Quanti ne sono a conoscenza?

«Diciamo che era un fatto noto. Anche perché fin che la storia regge ha due gravidanze, una non conclusa e nella seconda partorisce una bambina, che viene presa in carico da Osio e che lei può incontrare. A riprova che conduceva dentro il convento una vita relativamente libera, senza osservare le regole della vita comune che nei conventi erano obbligatorie».

Casi analoghi sono successi anche in altri conventi?
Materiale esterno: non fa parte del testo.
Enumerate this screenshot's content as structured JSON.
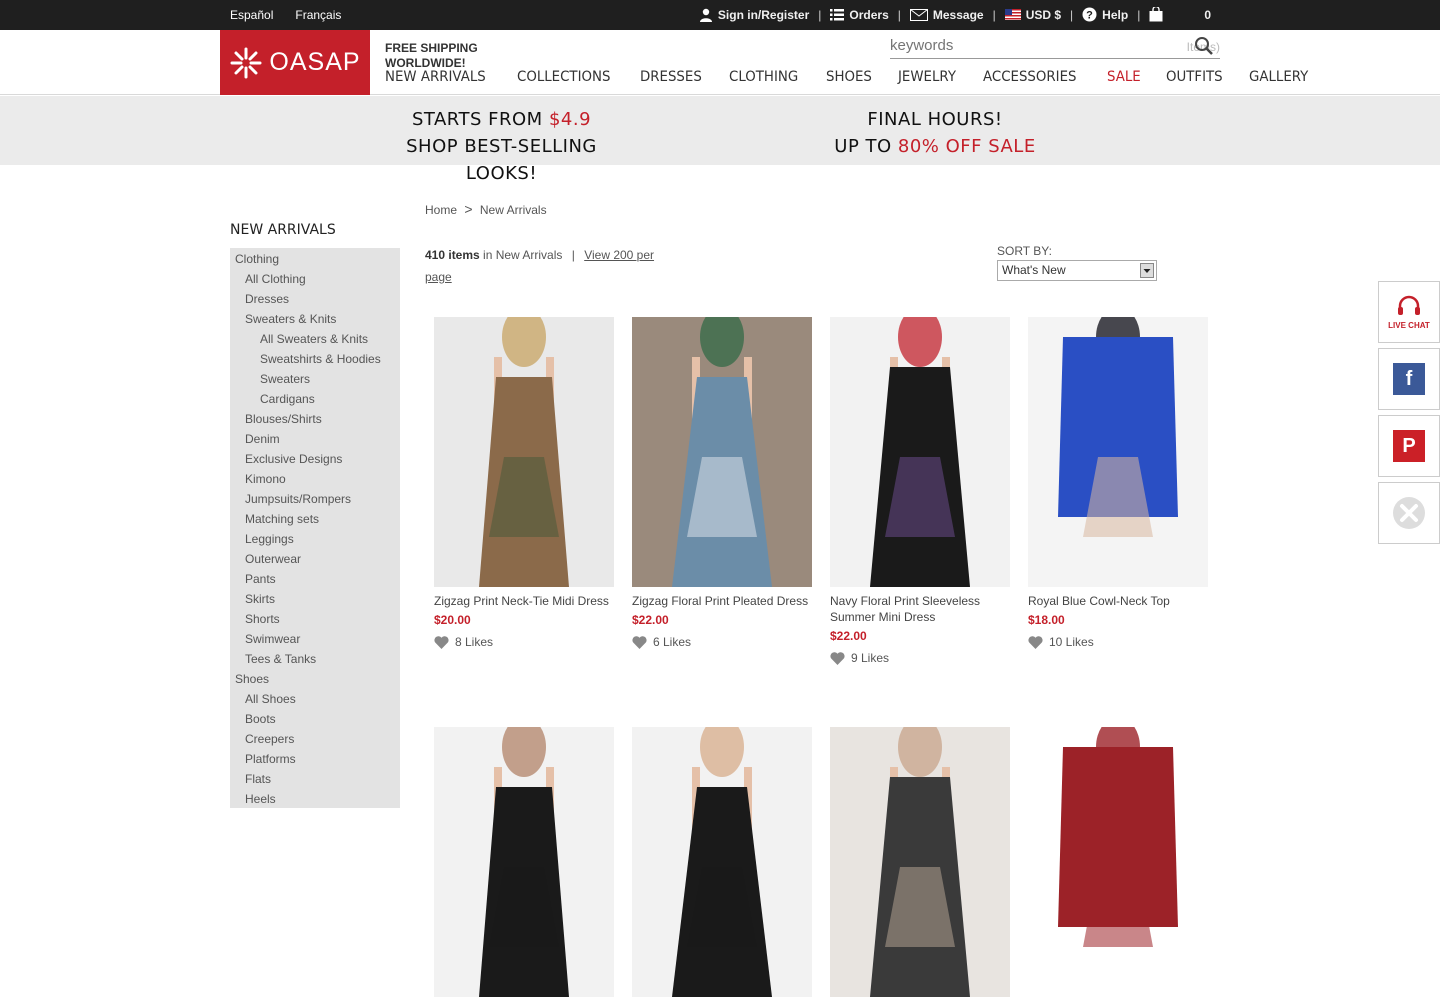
{
  "topbar": {
    "languages": [
      "Español",
      "Français"
    ],
    "signin": "Sign in/Register",
    "orders": "Orders",
    "message": "Message",
    "currency": "USD $",
    "help": "Help",
    "cart_count": "0"
  },
  "header": {
    "logo_text": "OASAP",
    "free_shipping": "FREE SHIPPING WORLDWIDE!",
    "search_placeholder": "keywords",
    "search_items_text": "Items)",
    "nav": [
      "NEW ARRIVALS",
      "COLLECTIONS",
      "DRESSES",
      "CLOTHING",
      "SHOES",
      "JEWELRY",
      "ACCESSORIES",
      "SALE",
      "OUTFITS",
      "GALLERY"
    ]
  },
  "banner": {
    "left_line1_prefix": "STARTS FROM ",
    "left_line1_highlight": "$4.9",
    "left_line2": "SHOP BEST-SELLING LOOKS!",
    "right_line1": "FINAL HOURS!",
    "right_line2_prefix": "UP TO ",
    "right_line2_highlight": "80% OFF SALE"
  },
  "sidebar": {
    "title": "NEW ARRIVALS",
    "items": [
      {
        "label": "Clothing",
        "level": 0
      },
      {
        "label": "All Clothing",
        "level": 1
      },
      {
        "label": "Dresses",
        "level": 1
      },
      {
        "label": "Sweaters & Knits",
        "level": 1
      },
      {
        "label": "All Sweaters & Knits",
        "level": 2
      },
      {
        "label": "Sweatshirts & Hoodies",
        "level": 2
      },
      {
        "label": "Sweaters",
        "level": 2
      },
      {
        "label": "Cardigans",
        "level": 2
      },
      {
        "label": "Blouses/Shirts",
        "level": 1
      },
      {
        "label": "Denim",
        "level": 1
      },
      {
        "label": "Exclusive Designs",
        "level": 1
      },
      {
        "label": "Kimono",
        "level": 1
      },
      {
        "label": "Jumpsuits/Rompers",
        "level": 1
      },
      {
        "label": "Matching sets",
        "level": 1
      },
      {
        "label": "Leggings",
        "level": 1
      },
      {
        "label": "Outerwear",
        "level": 1
      },
      {
        "label": "Pants",
        "level": 1
      },
      {
        "label": "Skirts",
        "level": 1
      },
      {
        "label": "Shorts",
        "level": 1
      },
      {
        "label": "Swimwear",
        "level": 1
      },
      {
        "label": "Tees & Tanks",
        "level": 1
      },
      {
        "label": "Shoes",
        "level": 0
      },
      {
        "label": "All Shoes",
        "level": 1
      },
      {
        "label": "Boots",
        "level": 1
      },
      {
        "label": "Creepers",
        "level": 1
      },
      {
        "label": "Platforms",
        "level": 1
      },
      {
        "label": "Flats",
        "level": 1
      },
      {
        "label": "Heels",
        "level": 1
      }
    ]
  },
  "breadcrumb": {
    "home": "Home",
    "sep": ">",
    "current": "New Arrivals"
  },
  "listing": {
    "count_bold": "410 items",
    "count_rest": " in New Arrivals",
    "view_link": "View 200 per page",
    "sort_label": "SORT BY:",
    "sort_value": "What's New"
  },
  "products": [
    {
      "name": "Zigzag Print Neck-Tie Midi Dress",
      "price": "$20.00",
      "likes": "8 Likes",
      "colors": [
        "#e9e9e9",
        "#8b6a4a",
        "#c9a86a",
        "#4b5a3a"
      ]
    },
    {
      "name": "Zigzag Floral Print Pleated Dress",
      "price": "$22.00",
      "likes": "6 Likes",
      "colors": [
        "#9a8a7c",
        "#6b8da8",
        "#3a6b4a",
        "#d8e0e8"
      ]
    },
    {
      "name": "Navy Floral Print Sleeveless Summer Mini Dress",
      "price": "$22.00",
      "likes": "9 Likes",
      "colors": [
        "#f2f2f2",
        "#1a1a1a",
        "#c4303a",
        "#6a4a8a"
      ]
    },
    {
      "name": "Royal Blue Cowl-Neck Top",
      "price": "$18.00",
      "likes": "10 Likes",
      "colors": [
        "#f4f4f4",
        "#2a4fc4",
        "#1c1c24",
        "#d9b8a0"
      ]
    },
    {
      "name": "",
      "price": "",
      "likes": "",
      "colors": [
        "#f2f2f2",
        "#1a1a1a",
        "#b58a70",
        "#1a1a1a"
      ]
    },
    {
      "name": "",
      "price": "",
      "likes": "",
      "colors": [
        "#f2f2f2",
        "#1a1a1a",
        "#d8b090",
        "#1a1a1a"
      ]
    },
    {
      "name": "",
      "price": "",
      "likes": "",
      "colors": [
        "#e8e4e0",
        "#3a3a3a",
        "#c9a890",
        "#b0a090"
      ]
    },
    {
      "name": "",
      "price": "",
      "likes": "",
      "colors": [
        "#ffffff",
        "#9c2228",
        "#9c2228",
        "#9c2228"
      ]
    }
  ],
  "social": {
    "live_chat": "LIVE CHAT"
  },
  "colors": {
    "brand_red": "#c4202a",
    "facebook": "#3b5998",
    "pinterest": "#cb2027"
  }
}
«Me ne sono occupata nel mio libro sulla badessa di Castro, una piccola città a nord del Lazio. La badessa ebbe una relazione con il vescovo di Castro da cui nacque un figlio. Stendhal ci scrisse un romanzo breve».

Cosa affascinò Manzoni da farne un personaggio dei Promessi sposi?

«Il percorso di espiazione della monaca di Monza. Sappiamo che fu condannata a essere murata viva, ma lei sopravvive all’immurazione e il suo personaggio si capovolge. Uno si immagina che compie una serie di delitti e muore in cella travolta dai rimorsi, invece dal massimo del crimine si passa al massimo dell’espiazione, mettendo in luce un carattere molto forte con cui afferma sé stessa. Una forza interiore che la farà sopravvivere a tutti gli altri personaggi che hanno attraversato la sua vita, fino a quando morirà, a 74 anni».